Marcílio Rodrigues Machado - presidente do Sindiex

Mascarados
O excesso de burocracia está extrapolando. Enquanto a bonança existiu nos 10 anos para trás, quando o vento estava favorável por causa do superciclo das commodities, muitos problemas foram mascarados. Mas agora que o momento não é bom veio à tona muitos gargalos, sendo a burocracia um deles. Acontece que num passado recente o sucesso mascarou esse problema. Estudo do Banco Mundial mostra que nós não somos competitivos nem na América Latina. Enquanto isso, lá fora os custos de transação – como em contratos com advogados e contadores – estão caindo, já que tudo está sendo feito on-line, no Brasil eles só aumentam e estamos perdendo posições no ranking de facilidade para fazer negócios.
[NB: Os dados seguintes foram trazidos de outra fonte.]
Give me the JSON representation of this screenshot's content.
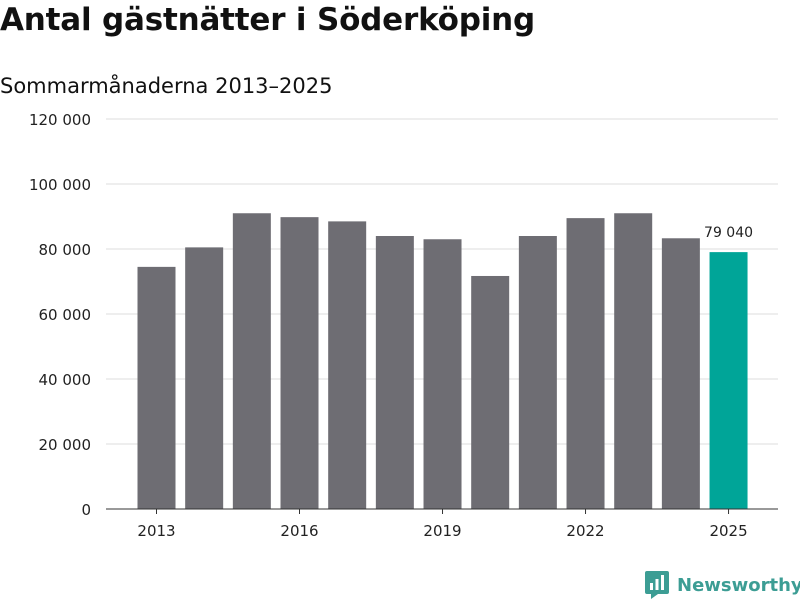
{
  "title": "Antal gästnätter i Söderköping",
  "subtitle": "Sommarmånaderna 2013–2025",
  "brand": "Newsworthy",
  "colors": {
    "bar": "#6e6d73",
    "highlight": "#00a598",
    "grid": "#dddddd",
    "brand": "#3c9d94"
  },
  "chart_data": {
    "type": "bar",
    "x": [
      2013,
      2014,
      2015,
      2016,
      2017,
      2018,
      2019,
      2020,
      2021,
      2022,
      2023,
      2024,
      2025
    ],
    "values": [
      74500,
      80500,
      91000,
      89800,
      88500,
      84000,
      83000,
      71700,
      84000,
      89500,
      91000,
      83300,
      79040
    ],
    "highlight_index": 12,
    "data_labels": [
      {
        "index": 12,
        "text": "79 040"
      }
    ],
    "ylim": [
      0,
      120000
    ],
    "yticks": [
      0,
      20000,
      40000,
      60000,
      80000,
      100000,
      120000
    ],
    "ytick_labels": [
      "0",
      "20 000",
      "40 000",
      "60 000",
      "80 000",
      "100 000",
      "120 000"
    ],
    "xtick_labels": [
      "2013",
      "2016",
      "2019",
      "2022",
      "2025"
    ],
    "xtick_years": [
      2013,
      2016,
      2019,
      2022,
      2025
    ],
    "grid": true,
    "xlabel": "",
    "ylabel": ""
  }
}
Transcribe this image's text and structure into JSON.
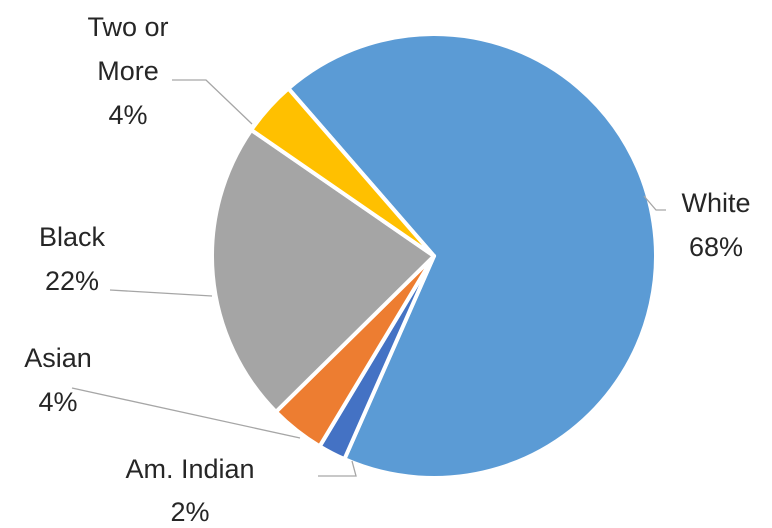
{
  "chart_data": {
    "type": "pie",
    "title": "",
    "start_angle_deg": 319,
    "direction": "clockwise",
    "legend": "none",
    "data_labels": "outside-with-leader-lines",
    "slices": [
      {
        "label": "White",
        "line2": "68%",
        "value": 68,
        "color": "#5b9bd5"
      },
      {
        "label": "Am. Indian",
        "line2": "2%",
        "value": 2,
        "color": "#4472c4"
      },
      {
        "label": "Asian",
        "line2": "4%",
        "value": 4,
        "color": "#ed7d31"
      },
      {
        "label": "Black",
        "line2": "22%",
        "value": 22,
        "color": "#a5a5a5"
      },
      {
        "label": "Two or More",
        "line1": "Two or",
        "line1b": "More",
        "line2": "4%",
        "value": 4,
        "color": "#ffc000"
      }
    ]
  }
}
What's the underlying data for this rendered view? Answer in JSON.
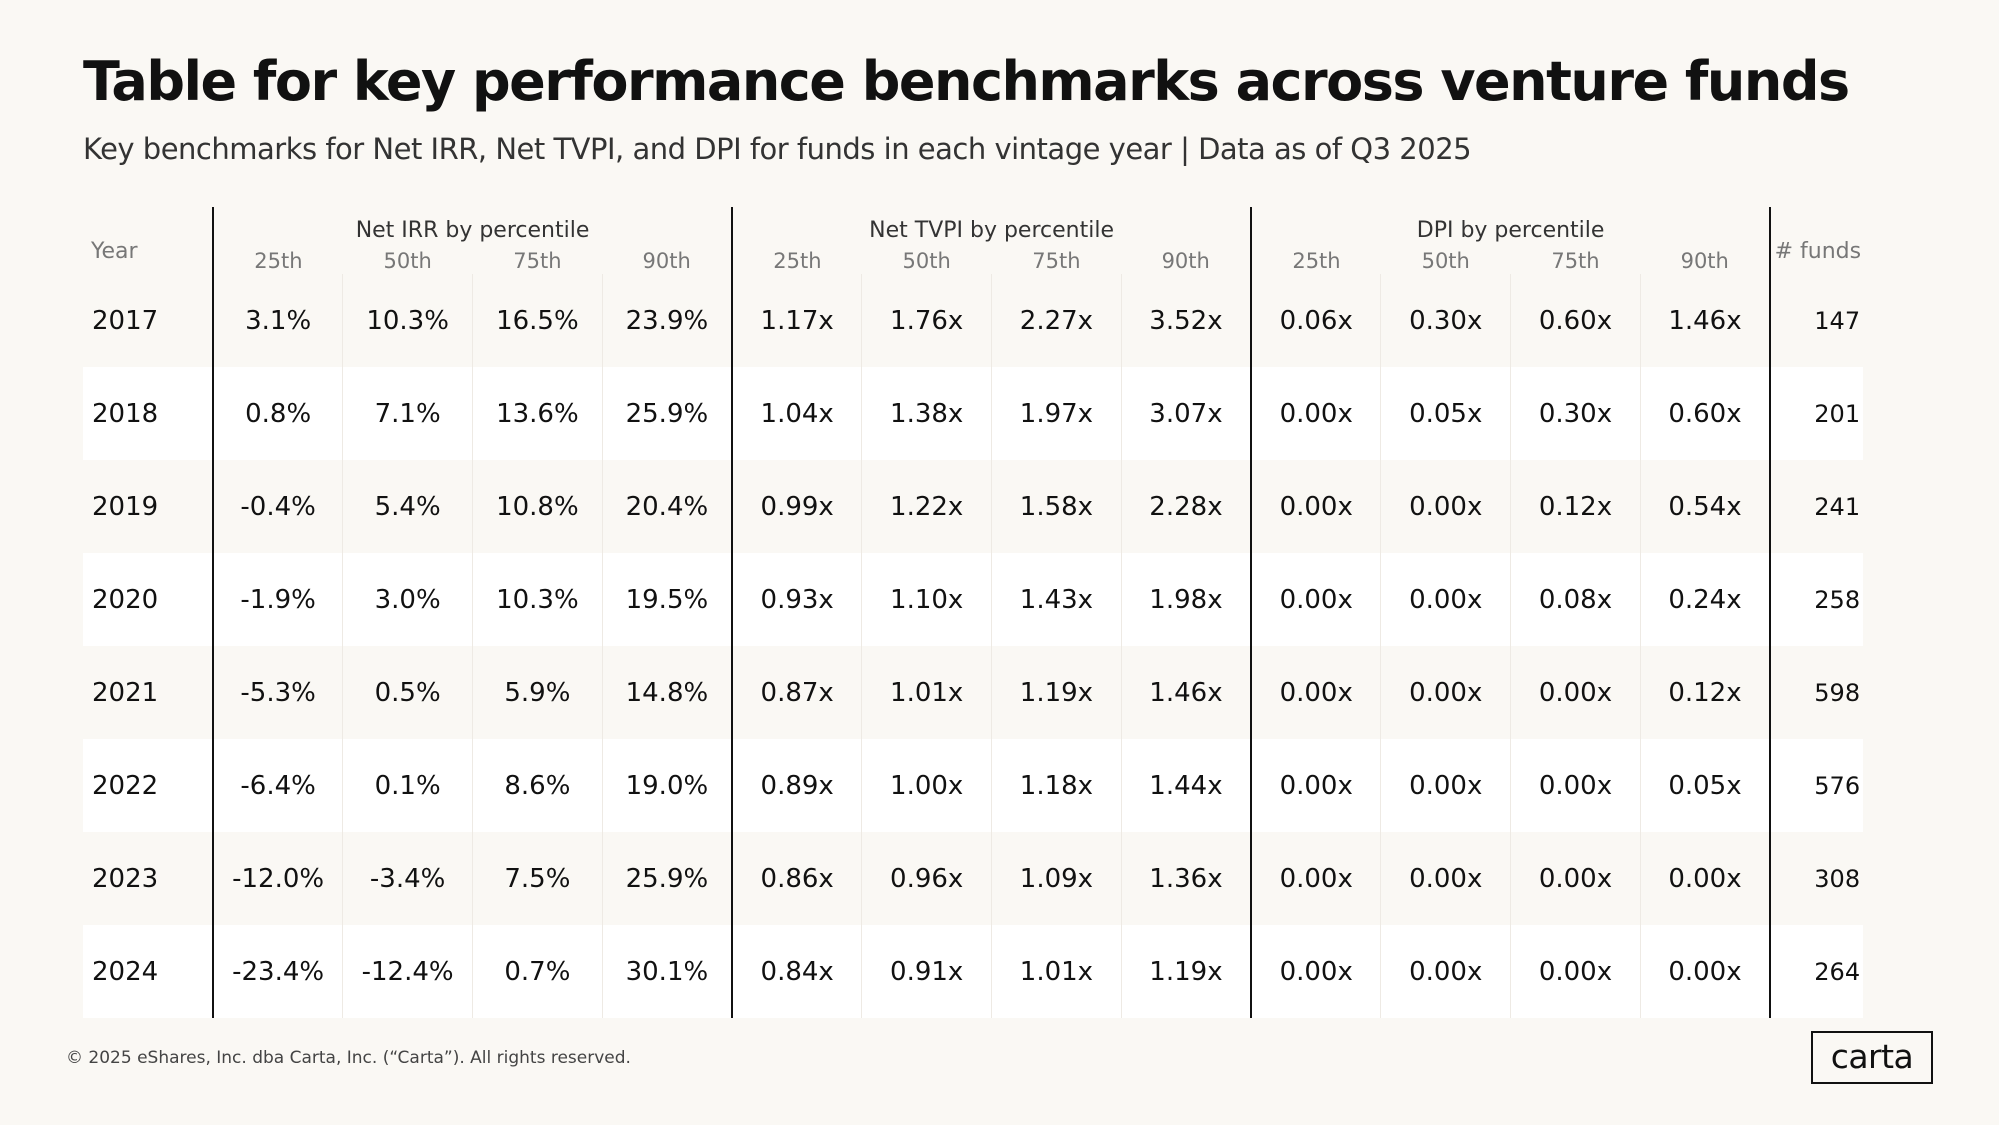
{
  "header": {
    "title": "Table for key performance benchmarks across venture funds",
    "subtitle": "Key benchmarks for Net IRR, Net TVPI, and DPI for funds in each vintage year | Data as of Q3 2025"
  },
  "table": {
    "year_header": "Year",
    "funds_header": "# funds",
    "group_headers": [
      "Net IRR by percentile",
      "Net TVPI by percentile",
      "DPI by percentile"
    ],
    "subheaders": [
      "25th",
      "50th",
      "75th",
      "90th",
      "25th",
      "50th",
      "75th",
      "90th",
      "25th",
      "50th",
      "75th",
      "90th"
    ],
    "rows": [
      [
        "2017",
        "3.1%",
        "10.3%",
        "16.5%",
        "23.9%",
        "1.17x",
        "1.76x",
        "2.27x",
        "3.52x",
        "0.06x",
        "0.30x",
        "0.60x",
        "1.46x",
        "147"
      ],
      [
        "2018",
        "0.8%",
        "7.1%",
        "13.6%",
        "25.9%",
        "1.04x",
        "1.38x",
        "1.97x",
        "3.07x",
        "0.00x",
        "0.05x",
        "0.30x",
        "0.60x",
        "201"
      ],
      [
        "2019",
        "-0.4%",
        "5.4%",
        "10.8%",
        "20.4%",
        "0.99x",
        "1.22x",
        "1.58x",
        "2.28x",
        "0.00x",
        "0.00x",
        "0.12x",
        "0.54x",
        "241"
      ],
      [
        "2020",
        "-1.9%",
        "3.0%",
        "10.3%",
        "19.5%",
        "0.93x",
        "1.10x",
        "1.43x",
        "1.98x",
        "0.00x",
        "0.00x",
        "0.08x",
        "0.24x",
        "258"
      ],
      [
        "2021",
        "-5.3%",
        "0.5%",
        "5.9%",
        "14.8%",
        "0.87x",
        "1.01x",
        "1.19x",
        "1.46x",
        "0.00x",
        "0.00x",
        "0.00x",
        "0.12x",
        "598"
      ],
      [
        "2022",
        "-6.4%",
        "0.1%",
        "8.6%",
        "19.0%",
        "0.89x",
        "1.00x",
        "1.18x",
        "1.44x",
        "0.00x",
        "0.00x",
        "0.00x",
        "0.05x",
        "576"
      ],
      [
        "2023",
        "-12.0%",
        "-3.4%",
        "7.5%",
        "25.9%",
        "0.86x",
        "0.96x",
        "1.09x",
        "1.36x",
        "0.00x",
        "0.00x",
        "0.00x",
        "0.00x",
        "308"
      ],
      [
        "2024",
        "-23.4%",
        "-12.4%",
        "0.7%",
        "30.1%",
        "0.84x",
        "0.91x",
        "1.01x",
        "1.19x",
        "0.00x",
        "0.00x",
        "0.00x",
        "0.00x",
        "264"
      ]
    ]
  },
  "footer": {
    "copyright": "© 2025 eShares, Inc. dba Carta, Inc. (“Carta”). All rights reserved.",
    "logo": "carta"
  }
}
Acredito que a crise política que o Brasil está passando se não paralisou as ações anti-burocracia, acabou não permitindo que houvesse progressos.
Tecnologia
O Brasil precisa rever e simplificar suas exigências em órgãos como Anvisa, Inmetro, Ministério da Saúde. Hoje, para registrar um produto é uma burocracia gigante. O país cria muitas barreiras para fazer protecionismo, mas que acabam prejudicando o consumidor. É necessário reduzir o excesso de intervencionismo em várias áreas. Não se pode fazer hoje as mesmas exigências que eram feitas no século 19. Algumas normas não são mais necessárias em função da tecnologia.